MotoGP. Cinque vincitori in sei gare. Dopo 20 anni

MotoGP. Cinque vincitori in sei gare. Dopo 20 anni
Era accaduto soltanto nella stagione 2000, e questa volta, nelle prime sei gare, troviamo sul primo gradino del podio anche quattro piloti che mai avevano vinto prima in MotoGP. Un avvio clamoroso, il leader con un punteggio basso, la corsa al titolo più aperta che mai
15 settembre 2020

Se n’è parlato tanto, dopo Misano-1: i cinque vincitori diversi nelle prime sei gare in calendario - Quartararò, Binder, Dovizioso, Oliveira e Morbidelli - rappresentano un fenomeno inusuale nella top class. E dei cinque, quattro sono addirittura alla loro prima vittoria in MotoGP.

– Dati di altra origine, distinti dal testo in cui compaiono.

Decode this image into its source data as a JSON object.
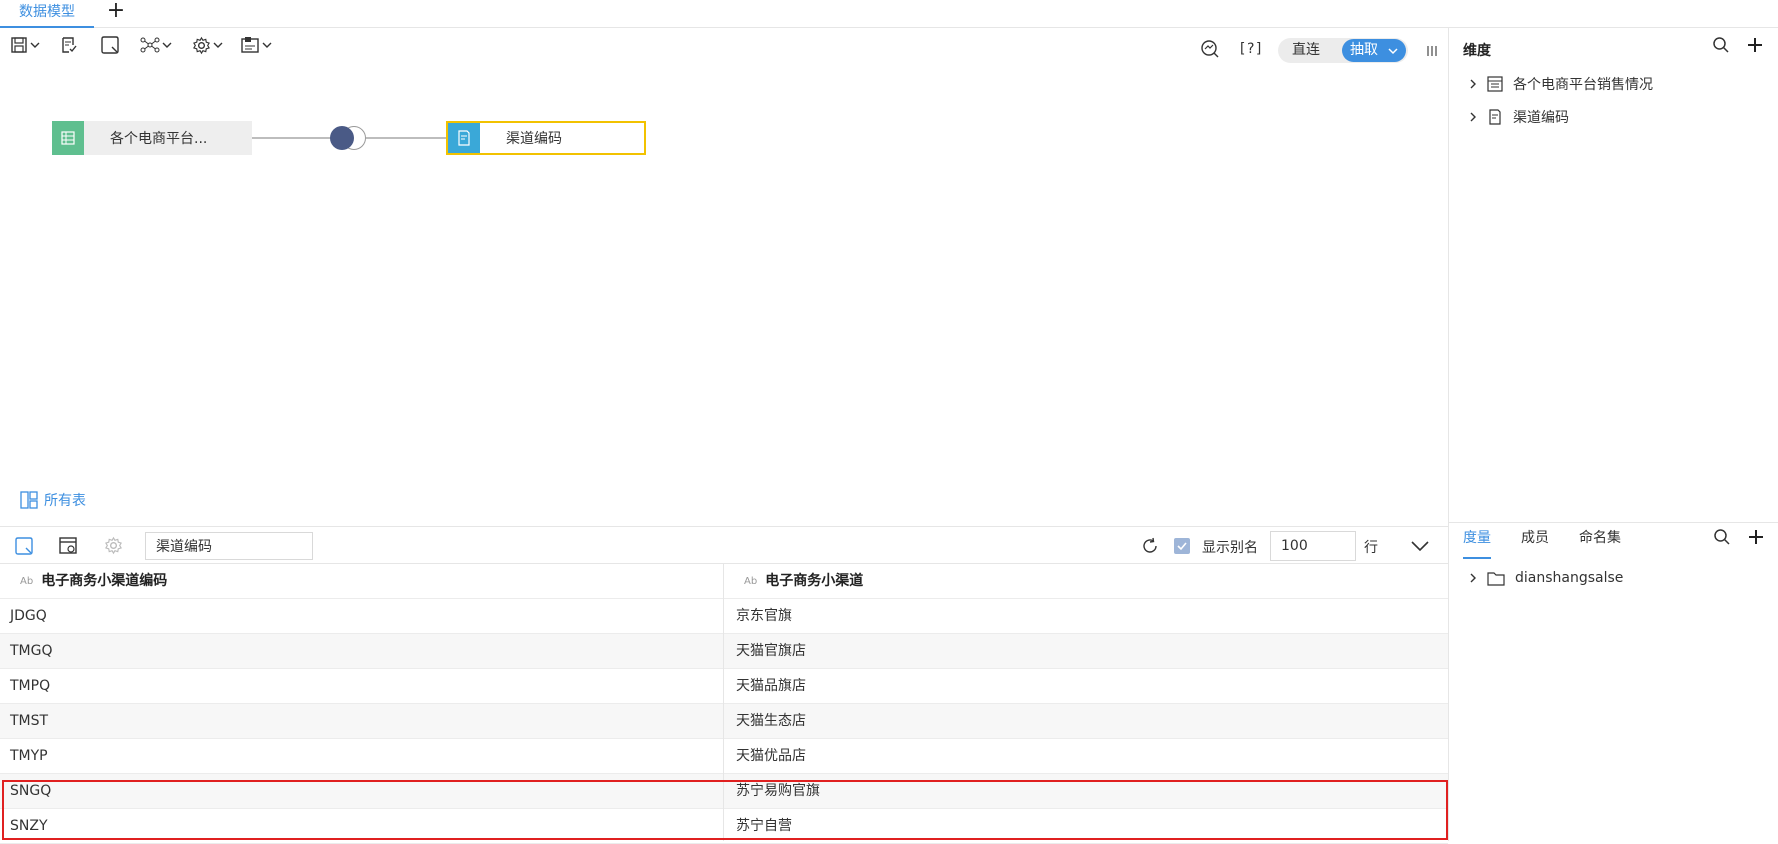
{
  "tabs": {
    "active": "数据模型",
    "add": "+"
  },
  "toolbar": {
    "help": "[?]",
    "mode_direct": "直连",
    "mode_extract": "抽取",
    "icons": [
      "save-icon",
      "check-doc-icon",
      "preview-icon",
      "network-icon",
      "settings-icon",
      "export-icon",
      "zoom-icon",
      "help-icon",
      "column-icon"
    ]
  },
  "canvas": {
    "left_node": "各个电商平台...",
    "right_node": "渠道编码",
    "all_tables": "所有表"
  },
  "bottom_toolbar": {
    "search_value": "渠道编码",
    "show_alias": "显示别名",
    "rows_value": "100",
    "rows_unit": "行"
  },
  "table": {
    "columns": [
      "电子商务小渠道编码",
      "电子商务小渠道"
    ],
    "type_icon": "Ab",
    "rows": [
      [
        "JDGQ",
        "京东官旗"
      ],
      [
        "TMGQ",
        "天猫官旗店"
      ],
      [
        "TMPQ",
        "天猫品旗店"
      ],
      [
        "TMST",
        "天猫生态店"
      ],
      [
        "TMYP",
        "天猫优品店"
      ],
      [
        "SNGQ",
        "苏宁易购官旗"
      ],
      [
        "SNZY",
        "苏宁自营"
      ]
    ]
  },
  "right_panel": {
    "dimension_title": "维度",
    "dimension_items": [
      "各个电商平台销售情况",
      "渠道编码"
    ],
    "tabs": [
      "度量",
      "成员",
      "命名集"
    ],
    "active_tab": "度量",
    "measure_items": [
      "dianshangsalse"
    ]
  },
  "colors": {
    "accent": "#3d8fe0",
    "highlight": "#e02020",
    "node_green": "#5fbf8f",
    "node_blue": "#3aa8d8",
    "node_border": "#f2c200"
  }
}
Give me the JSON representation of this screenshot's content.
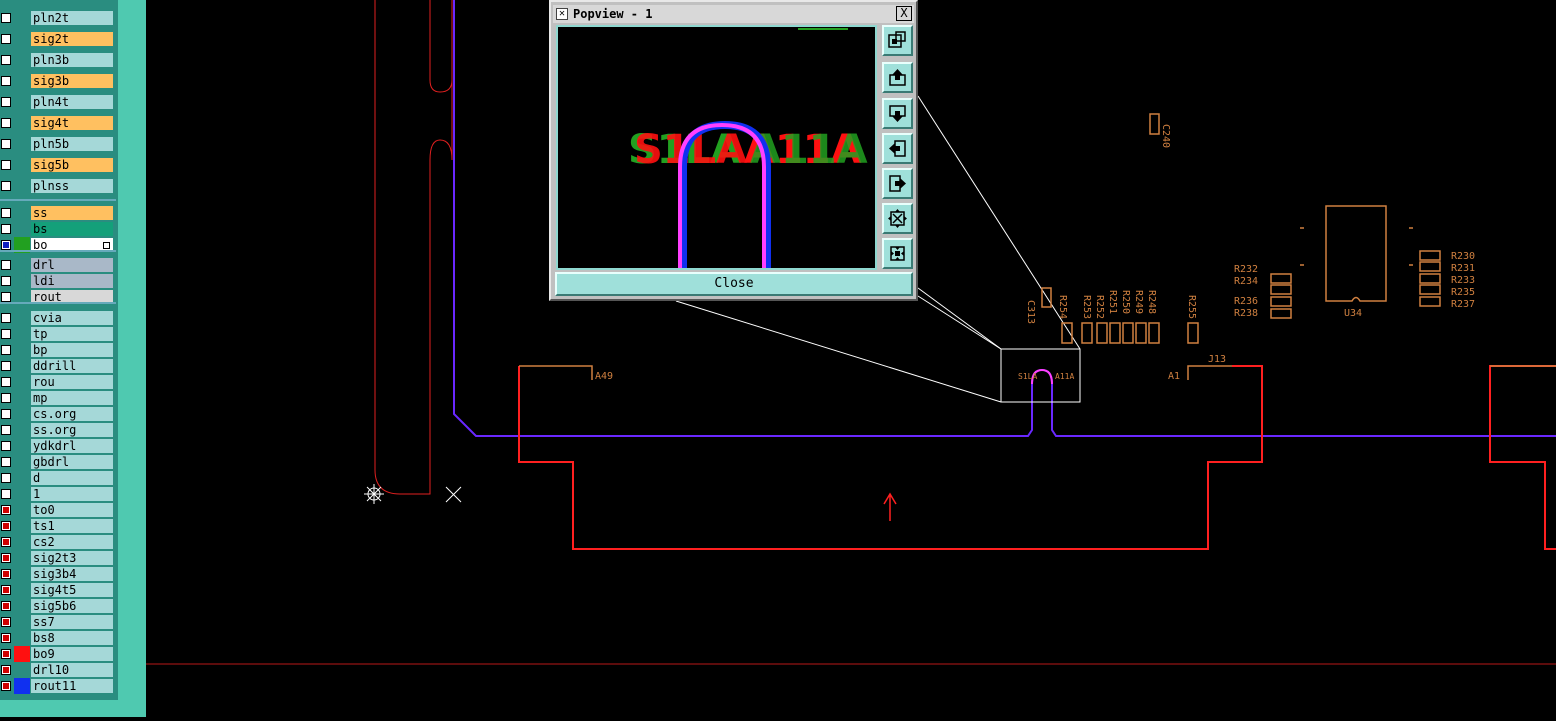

Soltanto nella prima edizione del campionato mondiale del ’49, quando tutti i piloti in pista non potevano avere già vinto una gara iridata, vinsero tanti debuttanti del primo gradino sul podio. E sull’altro dato - cinque vincitori in sei GP - c’è un solo precedente: la stagione 2000.

Quello era il penultimo anno della 500 a due tempi, dal 2002 sarebbe arrivata la MotoGP, e i cinque vincitori nei primi sei GP furono Garry McCoy (Yamaha) a Welkom, Kenny Roberts jr (Suzuki) a Sepang, Abe (Yamaha) nella sua Suzuka, ancora Roberts a Jerez, quindi Crivillé (Honda) a Le Mans e infine Capirossi (con la Honda) al Mugello. Fu una stagione molto combattuta, in seguito trionfarono anche Barros ad Assen e al Sachsenring, Rossi a Donington (la sua prima vittoria in 500) e poi ancora a Rio, Biaggi a Brno e nell’ultima di Phillip Island.

Quasi tutti i GP videro gli arrivi in volata. Basta ricordare il GP d’Australia con il terzetto italiano, Max, Capirex e Valentino, racchiusi in 288 millesimi; e il quarto, Barros, a 426. Il maggior distacco fu quello inflitto da Max Biaggi al secondo classificato sulla “sua” pista di Brno, Repubblica Ceca: 6 secondi e 641 pagati da Valentino Rossi.

Nel 1949, tornando all’apertura, erano tutti debuttanti nel mondiale, ma in gran parte piloti esperti e già vincenti nelle gare europee. Vi diranno poco i nomi di Daniell (Norton) che vinse la prima prova del TT, sette giri del Mountain all’isola di Man per 435 km e rotti, o dell’altro britannico Doran, che si aggiudicò la quarta gara a Spa.
Ma Nello Pagani lo avrete sentito nominare: quell’anno Pagani vinse due gare della 500, Assen e Monza, ma perse il titolo a favore di Leslie Graham sulla bicilindrica AJS. Due furono i successi anche per l’inglese, che conquistò il campionato per un discusso cavillo regolamentare.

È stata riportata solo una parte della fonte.